Beyond whitelists and blacklists, advertisers can’t deny the power of buying direct through trusted, premium media owners or programmatically through private marketplaces. Companies like Hulu on the consumer side, and Spiceworks on the B2B side, are both examples of media owners that advertisers can work with directly and focus on creating premium experiences for their visitors, which can translate into higher viewability, brand safety and fraud-free impressions.

The Halo Effect of Premium Publishing Sites

For both B2B and B2C audiences, context matters to the perception and actionability of an ad. Comscore recently published a whitepaper on the value of working with premium publishers to drive higher ad effectiveness. In the world of programmatic advertising in B2B, many business-related products and services are served to working professionals in consumer environments at times when these professionals are not in the “work” state of mind.

There is value in a brand remaining omnipresent with an audience anywhere on the internet, but the value of an impression in a contextually relevant, high-quality environment is much greater.
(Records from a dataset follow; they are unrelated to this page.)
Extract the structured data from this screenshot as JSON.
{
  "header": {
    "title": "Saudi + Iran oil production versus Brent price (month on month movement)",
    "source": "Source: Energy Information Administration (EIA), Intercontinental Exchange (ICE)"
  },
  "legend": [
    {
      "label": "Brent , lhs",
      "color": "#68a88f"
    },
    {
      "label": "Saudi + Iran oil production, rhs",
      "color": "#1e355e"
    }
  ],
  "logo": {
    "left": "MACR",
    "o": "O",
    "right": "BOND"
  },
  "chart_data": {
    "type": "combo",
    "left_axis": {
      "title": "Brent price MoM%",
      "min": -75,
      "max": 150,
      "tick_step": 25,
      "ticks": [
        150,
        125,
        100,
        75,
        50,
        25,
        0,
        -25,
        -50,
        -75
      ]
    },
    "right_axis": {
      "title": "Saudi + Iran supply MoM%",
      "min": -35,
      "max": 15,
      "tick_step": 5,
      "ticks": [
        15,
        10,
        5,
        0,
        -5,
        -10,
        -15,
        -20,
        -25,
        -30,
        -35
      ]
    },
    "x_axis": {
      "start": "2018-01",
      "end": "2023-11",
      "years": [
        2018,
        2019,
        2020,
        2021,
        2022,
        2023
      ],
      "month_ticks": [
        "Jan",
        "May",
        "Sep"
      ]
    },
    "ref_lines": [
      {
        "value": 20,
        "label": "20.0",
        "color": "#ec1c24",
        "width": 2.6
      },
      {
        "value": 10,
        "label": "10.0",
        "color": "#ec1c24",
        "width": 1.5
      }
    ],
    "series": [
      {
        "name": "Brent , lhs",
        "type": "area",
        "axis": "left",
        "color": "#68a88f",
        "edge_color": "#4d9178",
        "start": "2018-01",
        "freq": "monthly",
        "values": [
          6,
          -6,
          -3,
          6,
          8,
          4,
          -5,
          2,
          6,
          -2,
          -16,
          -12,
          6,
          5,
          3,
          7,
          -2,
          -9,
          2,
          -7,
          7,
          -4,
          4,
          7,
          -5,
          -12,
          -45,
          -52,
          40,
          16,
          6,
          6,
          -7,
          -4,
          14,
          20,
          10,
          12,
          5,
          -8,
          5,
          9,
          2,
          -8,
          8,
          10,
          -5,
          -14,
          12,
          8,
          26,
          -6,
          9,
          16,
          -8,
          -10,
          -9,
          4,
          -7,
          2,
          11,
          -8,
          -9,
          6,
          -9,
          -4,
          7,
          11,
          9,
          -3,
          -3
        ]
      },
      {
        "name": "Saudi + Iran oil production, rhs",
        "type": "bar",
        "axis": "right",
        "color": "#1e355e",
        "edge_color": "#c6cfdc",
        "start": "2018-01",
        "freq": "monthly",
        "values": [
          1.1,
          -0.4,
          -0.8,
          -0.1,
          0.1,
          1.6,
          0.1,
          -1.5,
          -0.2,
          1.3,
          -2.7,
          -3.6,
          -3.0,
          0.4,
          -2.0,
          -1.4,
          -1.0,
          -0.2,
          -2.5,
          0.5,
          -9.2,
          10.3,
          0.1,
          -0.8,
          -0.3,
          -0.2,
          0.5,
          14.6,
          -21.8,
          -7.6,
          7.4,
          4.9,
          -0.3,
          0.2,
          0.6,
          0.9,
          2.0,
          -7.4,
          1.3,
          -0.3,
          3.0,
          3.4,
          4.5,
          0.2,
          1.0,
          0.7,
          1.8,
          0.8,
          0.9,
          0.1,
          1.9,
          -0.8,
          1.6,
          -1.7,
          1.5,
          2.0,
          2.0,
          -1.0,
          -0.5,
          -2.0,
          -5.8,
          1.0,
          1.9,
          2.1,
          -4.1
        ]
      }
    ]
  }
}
The Comscore study showed that the halo effect of premium publishers drives significantly higher brand lift among visitors.

The fact is that B2B audiences are limited in comparison to B2C, which means there is greater scarcity for ad inventory on relevant, premium B2B sites. This translates into media transactions being more relationship driven, with ad inventory mostly available through direct buys or programmatically through private deals. This also means impressions come at a higher cost, but you get what you pay for.

An Honest Broker

I know what you’re thinking: a media planner cannot rely solely on direct relationships to meet the strict KPIs they’re held to. But as ad tech progresses, there’s no doubt the issues of brand safety, viewability and fraud will all be addressed in due time. Perhaps the solution is a blockchain approach to regulate the complexities of the ad tech supply chain. But until the issue is resolved, the answer for quality programmatic inventory, in B2B specifically, may lie with the publisher trading desk.

It all comes down to a mutual interest and responsibility to advertisers and the audience. Media owners are the gateway to a circle of trust they’ve built with their audience. They own unique datasets and know the audience better than anyone else. Premium media owners are also sensitive to the experiences they deliver. Publisher trading desks act like any other trading desk, ingesting blacklists, or even deploying whitelists, but they’re fueled by a unique set of data for more accurate audience targeting, which ultimately eliminates the potential for fraud.

Having a mutual interest in the success of the advertiser and the experience of the user sets the publisher trading desk apart as being more of an honest broker in the programmatic buying world. If more premium publishers continue to invest in their trading desk capabilities and work closer with media agencies to onboard first- and third-party data, they can be the safer channel for programmatic ad buying in the near term.

Programmatic advertising is still in its adolescence stage. It’s bound to mature with time, but until then, human-to-human interaction in the media landscape is still paramount to ensure quality experiences for the advertiser and their target audience. A healthy mix of direct media buys from premium media owners and strict governance over programmatic buying with people-driven oversight will be any advertiser’s best bet for quality control in the foreseeable future.